Okay, she wanted to be those things because no one should have to go through his pain, but the territory was dangerous and she had to be so very careful not to let him get too close. Not to let her guard down.
Once Rachel arrived at the hospital, she headed straight for the NICU.
In the elevator to the fourth floor, two nurses joined her. Rachel smiled at them and stood to one side. Of course she knew them both—they worked in cardiology—but not well.
“I know,” Cathy said, her voice just above a whisper, yet clear as a bell to Rachel. “I couldn’t believe it. His own stepdaughter.”
“I heard he was just devastated,” Ilene whispered back.

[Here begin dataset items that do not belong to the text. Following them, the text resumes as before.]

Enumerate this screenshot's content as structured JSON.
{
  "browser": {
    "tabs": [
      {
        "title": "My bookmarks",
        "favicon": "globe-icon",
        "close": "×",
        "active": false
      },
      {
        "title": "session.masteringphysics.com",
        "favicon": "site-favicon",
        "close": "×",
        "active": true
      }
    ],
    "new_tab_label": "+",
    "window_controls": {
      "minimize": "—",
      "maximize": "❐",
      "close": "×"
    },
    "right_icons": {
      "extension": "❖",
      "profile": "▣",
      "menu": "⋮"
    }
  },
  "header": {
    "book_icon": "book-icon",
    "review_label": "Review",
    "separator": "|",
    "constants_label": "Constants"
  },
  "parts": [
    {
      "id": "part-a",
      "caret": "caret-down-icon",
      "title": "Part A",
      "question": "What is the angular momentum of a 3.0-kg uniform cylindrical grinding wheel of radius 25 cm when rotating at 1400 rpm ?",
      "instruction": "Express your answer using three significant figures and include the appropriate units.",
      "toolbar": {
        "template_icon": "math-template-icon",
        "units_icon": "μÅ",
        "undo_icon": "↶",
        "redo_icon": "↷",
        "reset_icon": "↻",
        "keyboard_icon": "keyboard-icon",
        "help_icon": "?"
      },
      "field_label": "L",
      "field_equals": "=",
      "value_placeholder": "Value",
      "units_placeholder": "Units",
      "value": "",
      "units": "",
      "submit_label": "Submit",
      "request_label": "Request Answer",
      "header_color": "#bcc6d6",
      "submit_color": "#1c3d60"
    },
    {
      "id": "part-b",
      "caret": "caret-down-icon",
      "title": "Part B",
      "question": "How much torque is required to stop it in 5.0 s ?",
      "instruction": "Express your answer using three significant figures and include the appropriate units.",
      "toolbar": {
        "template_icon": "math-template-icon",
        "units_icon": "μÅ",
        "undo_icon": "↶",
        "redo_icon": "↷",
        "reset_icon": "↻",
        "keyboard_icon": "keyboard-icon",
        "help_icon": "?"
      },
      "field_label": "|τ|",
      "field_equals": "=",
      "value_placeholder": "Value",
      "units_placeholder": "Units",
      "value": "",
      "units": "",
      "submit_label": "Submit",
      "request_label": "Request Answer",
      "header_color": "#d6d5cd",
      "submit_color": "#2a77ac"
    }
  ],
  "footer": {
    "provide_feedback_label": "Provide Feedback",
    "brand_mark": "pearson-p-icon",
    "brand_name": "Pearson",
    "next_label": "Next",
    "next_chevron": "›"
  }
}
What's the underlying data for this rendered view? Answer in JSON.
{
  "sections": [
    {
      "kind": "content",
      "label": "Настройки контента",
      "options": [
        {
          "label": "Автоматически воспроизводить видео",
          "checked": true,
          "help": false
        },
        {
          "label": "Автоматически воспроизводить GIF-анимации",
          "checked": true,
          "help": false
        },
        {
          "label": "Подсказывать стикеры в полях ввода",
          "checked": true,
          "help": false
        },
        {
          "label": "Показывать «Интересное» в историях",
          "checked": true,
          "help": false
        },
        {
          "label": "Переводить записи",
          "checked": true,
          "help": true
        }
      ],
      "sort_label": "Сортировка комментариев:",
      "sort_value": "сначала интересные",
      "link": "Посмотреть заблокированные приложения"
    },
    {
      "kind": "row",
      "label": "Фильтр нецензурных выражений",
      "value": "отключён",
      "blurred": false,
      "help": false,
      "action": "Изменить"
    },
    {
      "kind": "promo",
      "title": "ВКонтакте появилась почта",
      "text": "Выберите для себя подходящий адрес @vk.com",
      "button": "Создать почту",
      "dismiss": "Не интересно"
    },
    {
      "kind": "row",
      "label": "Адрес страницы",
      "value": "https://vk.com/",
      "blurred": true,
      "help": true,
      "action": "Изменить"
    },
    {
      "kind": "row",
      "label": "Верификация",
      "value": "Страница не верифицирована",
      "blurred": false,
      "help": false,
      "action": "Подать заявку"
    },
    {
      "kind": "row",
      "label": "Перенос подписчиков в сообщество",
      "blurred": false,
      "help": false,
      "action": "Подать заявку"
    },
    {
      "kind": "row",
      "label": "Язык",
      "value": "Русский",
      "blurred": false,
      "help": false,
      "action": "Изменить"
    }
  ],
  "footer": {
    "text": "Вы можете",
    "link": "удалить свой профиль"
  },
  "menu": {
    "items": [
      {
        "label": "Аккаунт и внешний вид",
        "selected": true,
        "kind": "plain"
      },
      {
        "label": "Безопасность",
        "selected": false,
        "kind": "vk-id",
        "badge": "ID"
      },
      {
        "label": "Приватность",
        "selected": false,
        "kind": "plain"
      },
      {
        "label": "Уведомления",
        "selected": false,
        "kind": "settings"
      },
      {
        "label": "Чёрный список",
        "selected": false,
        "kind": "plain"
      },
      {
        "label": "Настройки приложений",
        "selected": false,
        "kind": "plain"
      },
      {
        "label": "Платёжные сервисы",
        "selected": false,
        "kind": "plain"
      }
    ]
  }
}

The elevator stopped on Two, and the nurses left without a backward glance. Rachel sighed. Courage Bay was a small hospital, and rumors raced through it like a fire. That was another reason she had no intention of letting Guy’s situation get to her. Nothing went unnoticed around here, and she would rather die than be the subject of staff gossip. It was enough that she’d earned herself the nickname of the Iron Lady. No one had ever said it to her face, but she’d heard it in the lounge, even on the floor. Better she should be known by that moniker than as a soft touch.
At the fourth floor, she headed toward the NICU, but as she passed the big windows, she came to an abrupt halt. Guy Giroux, her tough-as-nails boss, sat in a rocking chair, a sterile mask covering the lower half of his face, a tiny bundle, still hooked up to an array of monitors, cradled in his arms.
A wave of compassion swept through her, as strong as the winds that had toppled the trees last night. Without her permission, tears filled her eyes and she had to blink them away as she struggled to regain her composure.
This wasn’t the plan. She hadn’t even spoken to the man and she was getting blubbery. This never happened to her. Not anymore.
She got a grip on herself, straightened her shoulders and headed into the room, stopping to wash her hands and grab a mask before she walked over to him.